Representation and Evaluation of Product Design in Research Assessment Exercises: A Case Study of the UK Ref 2014
DS 78: Proceedings of the 16th International conference on Engineering and Product Design Education (E&PDE14), Design Education and Human Technology Relations, University of Twente, The Netherlands, 04-05.09.2014
Editor: Erik Bohemia, Arthur Eger, Wouter Eggink, Ahmed Kovacevic, Brian Parkinson, Wessel Wits
Author: Maher, Carmel; Hadfield, Mark; Hutchings, Maggie; de Eyto, Adam
Institution: 1designcore, Institute of Technology, Carlow, Ireland; 2Faculty of Science and Technology, Engineering & Computing, Bournemouth University,England; 3School of Health and Social Care, Bournemouth University, England; 4Product Design and Technology, University of Limerick, Ireland
Section: Design Education in Practice
The social practice of design and design research and is continually evolving to meet the needs of society. Its representation and evaluation in research assessment exercises, such as the UK (Research Excellence Framework) REF 2014 has a key role to play in its evolution.

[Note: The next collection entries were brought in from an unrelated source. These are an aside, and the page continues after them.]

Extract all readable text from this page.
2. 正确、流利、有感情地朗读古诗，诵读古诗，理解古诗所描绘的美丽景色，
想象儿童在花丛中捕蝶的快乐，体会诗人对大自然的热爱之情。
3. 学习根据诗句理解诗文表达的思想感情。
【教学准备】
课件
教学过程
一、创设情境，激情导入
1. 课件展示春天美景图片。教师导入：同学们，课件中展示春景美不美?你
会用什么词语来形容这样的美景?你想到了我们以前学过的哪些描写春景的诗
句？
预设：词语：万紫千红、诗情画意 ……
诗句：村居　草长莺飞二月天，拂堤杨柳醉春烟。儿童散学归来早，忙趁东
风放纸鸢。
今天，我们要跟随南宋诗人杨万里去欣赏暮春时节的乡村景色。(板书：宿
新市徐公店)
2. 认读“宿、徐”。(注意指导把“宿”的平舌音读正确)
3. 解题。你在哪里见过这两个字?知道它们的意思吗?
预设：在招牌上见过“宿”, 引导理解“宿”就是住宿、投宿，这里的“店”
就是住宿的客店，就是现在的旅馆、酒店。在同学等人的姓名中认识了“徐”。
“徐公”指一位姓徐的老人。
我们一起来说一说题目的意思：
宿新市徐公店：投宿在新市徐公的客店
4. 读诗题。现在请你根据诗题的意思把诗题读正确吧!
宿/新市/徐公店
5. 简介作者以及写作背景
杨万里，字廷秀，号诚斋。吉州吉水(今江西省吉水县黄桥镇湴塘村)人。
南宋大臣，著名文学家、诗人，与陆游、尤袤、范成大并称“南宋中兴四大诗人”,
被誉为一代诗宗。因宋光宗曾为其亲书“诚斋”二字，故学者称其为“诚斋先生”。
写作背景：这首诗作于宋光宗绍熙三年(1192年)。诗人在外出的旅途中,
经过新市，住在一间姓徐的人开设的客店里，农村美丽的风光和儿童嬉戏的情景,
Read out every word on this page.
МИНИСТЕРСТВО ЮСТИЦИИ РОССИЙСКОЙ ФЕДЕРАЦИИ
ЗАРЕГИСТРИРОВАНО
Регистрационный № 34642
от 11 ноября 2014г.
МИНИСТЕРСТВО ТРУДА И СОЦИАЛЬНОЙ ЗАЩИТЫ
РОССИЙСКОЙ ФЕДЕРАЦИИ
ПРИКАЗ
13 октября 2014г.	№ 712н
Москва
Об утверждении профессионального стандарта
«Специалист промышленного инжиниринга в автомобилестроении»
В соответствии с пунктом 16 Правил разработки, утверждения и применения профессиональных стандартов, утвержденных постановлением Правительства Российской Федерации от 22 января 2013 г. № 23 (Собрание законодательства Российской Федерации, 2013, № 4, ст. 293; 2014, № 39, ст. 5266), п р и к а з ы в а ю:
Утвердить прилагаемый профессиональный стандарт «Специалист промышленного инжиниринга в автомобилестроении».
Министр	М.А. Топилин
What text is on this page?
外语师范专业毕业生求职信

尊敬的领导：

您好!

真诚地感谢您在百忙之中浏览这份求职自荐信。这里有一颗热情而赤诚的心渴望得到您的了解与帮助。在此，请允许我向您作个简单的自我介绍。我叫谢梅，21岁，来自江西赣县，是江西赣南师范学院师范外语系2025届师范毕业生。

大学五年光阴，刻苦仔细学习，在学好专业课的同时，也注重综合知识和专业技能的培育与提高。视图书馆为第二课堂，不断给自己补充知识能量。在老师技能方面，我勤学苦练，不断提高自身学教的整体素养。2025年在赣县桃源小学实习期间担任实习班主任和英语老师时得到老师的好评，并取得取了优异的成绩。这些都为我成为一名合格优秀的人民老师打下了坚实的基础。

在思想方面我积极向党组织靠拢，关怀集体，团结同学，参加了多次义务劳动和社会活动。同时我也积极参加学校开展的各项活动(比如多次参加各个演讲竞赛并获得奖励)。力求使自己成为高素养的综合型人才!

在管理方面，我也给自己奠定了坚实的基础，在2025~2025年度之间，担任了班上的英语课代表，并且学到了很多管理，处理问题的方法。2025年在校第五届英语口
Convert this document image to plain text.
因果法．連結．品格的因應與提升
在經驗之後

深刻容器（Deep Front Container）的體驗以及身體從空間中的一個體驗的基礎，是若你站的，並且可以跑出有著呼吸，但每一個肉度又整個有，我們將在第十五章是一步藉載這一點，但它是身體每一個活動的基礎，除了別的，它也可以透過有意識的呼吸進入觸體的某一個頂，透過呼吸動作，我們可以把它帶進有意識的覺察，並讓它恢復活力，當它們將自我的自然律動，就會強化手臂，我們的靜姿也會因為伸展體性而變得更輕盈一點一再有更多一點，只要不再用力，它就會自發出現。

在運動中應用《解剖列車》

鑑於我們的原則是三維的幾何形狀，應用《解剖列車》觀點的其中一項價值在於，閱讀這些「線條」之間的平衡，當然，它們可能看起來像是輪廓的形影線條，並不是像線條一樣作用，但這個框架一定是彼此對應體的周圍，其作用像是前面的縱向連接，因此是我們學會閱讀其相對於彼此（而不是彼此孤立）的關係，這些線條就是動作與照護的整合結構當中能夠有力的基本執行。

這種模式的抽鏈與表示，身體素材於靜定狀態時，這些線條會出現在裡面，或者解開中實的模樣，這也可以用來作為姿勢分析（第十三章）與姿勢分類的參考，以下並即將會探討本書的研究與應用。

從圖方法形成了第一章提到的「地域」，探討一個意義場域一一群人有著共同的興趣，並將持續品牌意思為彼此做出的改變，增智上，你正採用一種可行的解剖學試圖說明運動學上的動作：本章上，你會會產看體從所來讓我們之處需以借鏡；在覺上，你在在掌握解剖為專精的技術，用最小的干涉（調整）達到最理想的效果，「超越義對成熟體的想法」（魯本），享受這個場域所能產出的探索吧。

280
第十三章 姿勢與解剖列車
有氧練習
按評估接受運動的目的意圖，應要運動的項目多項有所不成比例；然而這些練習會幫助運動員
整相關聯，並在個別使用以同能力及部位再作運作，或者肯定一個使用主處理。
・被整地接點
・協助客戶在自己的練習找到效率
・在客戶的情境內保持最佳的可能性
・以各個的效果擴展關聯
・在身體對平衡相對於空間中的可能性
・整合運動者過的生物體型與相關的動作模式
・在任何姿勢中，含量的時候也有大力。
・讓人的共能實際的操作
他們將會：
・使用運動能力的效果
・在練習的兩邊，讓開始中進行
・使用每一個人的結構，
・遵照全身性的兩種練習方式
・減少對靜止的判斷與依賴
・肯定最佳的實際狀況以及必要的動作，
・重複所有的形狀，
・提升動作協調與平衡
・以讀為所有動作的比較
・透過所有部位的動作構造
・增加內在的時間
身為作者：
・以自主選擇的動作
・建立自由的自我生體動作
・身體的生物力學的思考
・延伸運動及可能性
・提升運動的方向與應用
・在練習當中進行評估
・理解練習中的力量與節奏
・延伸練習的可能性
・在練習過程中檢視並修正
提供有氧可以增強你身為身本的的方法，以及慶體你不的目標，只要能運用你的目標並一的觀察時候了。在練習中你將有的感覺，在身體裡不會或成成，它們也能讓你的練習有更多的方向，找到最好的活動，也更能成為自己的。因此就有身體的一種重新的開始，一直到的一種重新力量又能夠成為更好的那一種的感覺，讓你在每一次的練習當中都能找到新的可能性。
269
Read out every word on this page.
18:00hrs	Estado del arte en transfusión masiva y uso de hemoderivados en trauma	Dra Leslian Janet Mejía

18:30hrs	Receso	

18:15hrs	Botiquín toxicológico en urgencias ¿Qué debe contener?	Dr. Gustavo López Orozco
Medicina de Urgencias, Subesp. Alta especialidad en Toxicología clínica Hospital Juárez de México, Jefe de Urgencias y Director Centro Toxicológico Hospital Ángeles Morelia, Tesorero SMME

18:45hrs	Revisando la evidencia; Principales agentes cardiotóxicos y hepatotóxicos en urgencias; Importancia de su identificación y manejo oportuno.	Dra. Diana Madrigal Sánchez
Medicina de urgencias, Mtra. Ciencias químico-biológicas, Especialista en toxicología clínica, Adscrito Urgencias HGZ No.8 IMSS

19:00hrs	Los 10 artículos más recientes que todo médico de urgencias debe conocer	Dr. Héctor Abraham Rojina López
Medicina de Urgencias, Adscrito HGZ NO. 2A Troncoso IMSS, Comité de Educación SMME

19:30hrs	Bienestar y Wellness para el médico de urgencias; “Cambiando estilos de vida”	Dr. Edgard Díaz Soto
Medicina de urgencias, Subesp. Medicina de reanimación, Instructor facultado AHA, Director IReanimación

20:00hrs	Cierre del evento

Higher education curriculum is affected by this type of representation due to the alignment of academic research inquiry. This paper examines through a documentary analysis of the REF 2014, the practice of funding evaluation exercises to discover and describe how they work and to provide a critique of those practices, using critical discourse analysis. By using Fairclough’s three dimensional framework for examining discursive events, it is possible to explore the “relationships of causality and determination” between discursive practices (the evaluation and subsequent funding of UK Higher Education research) and texts (REF 2014) and the wider social and cultural structures and processes which are influencing and being influenced by it. The analysis reveals the considerable influence of REF 2014 in the discourses of other stakeholders and the dominance within those discourses of market system structures where accountability, public relations and intense competition are fundamental to their operation. It raises questions about the nature of research assessment exercises, their ability to reward a diverse range of research in a fair and equitable manner and the impact of research assessment exercises on research inquiry, academic freedom and originality in universities.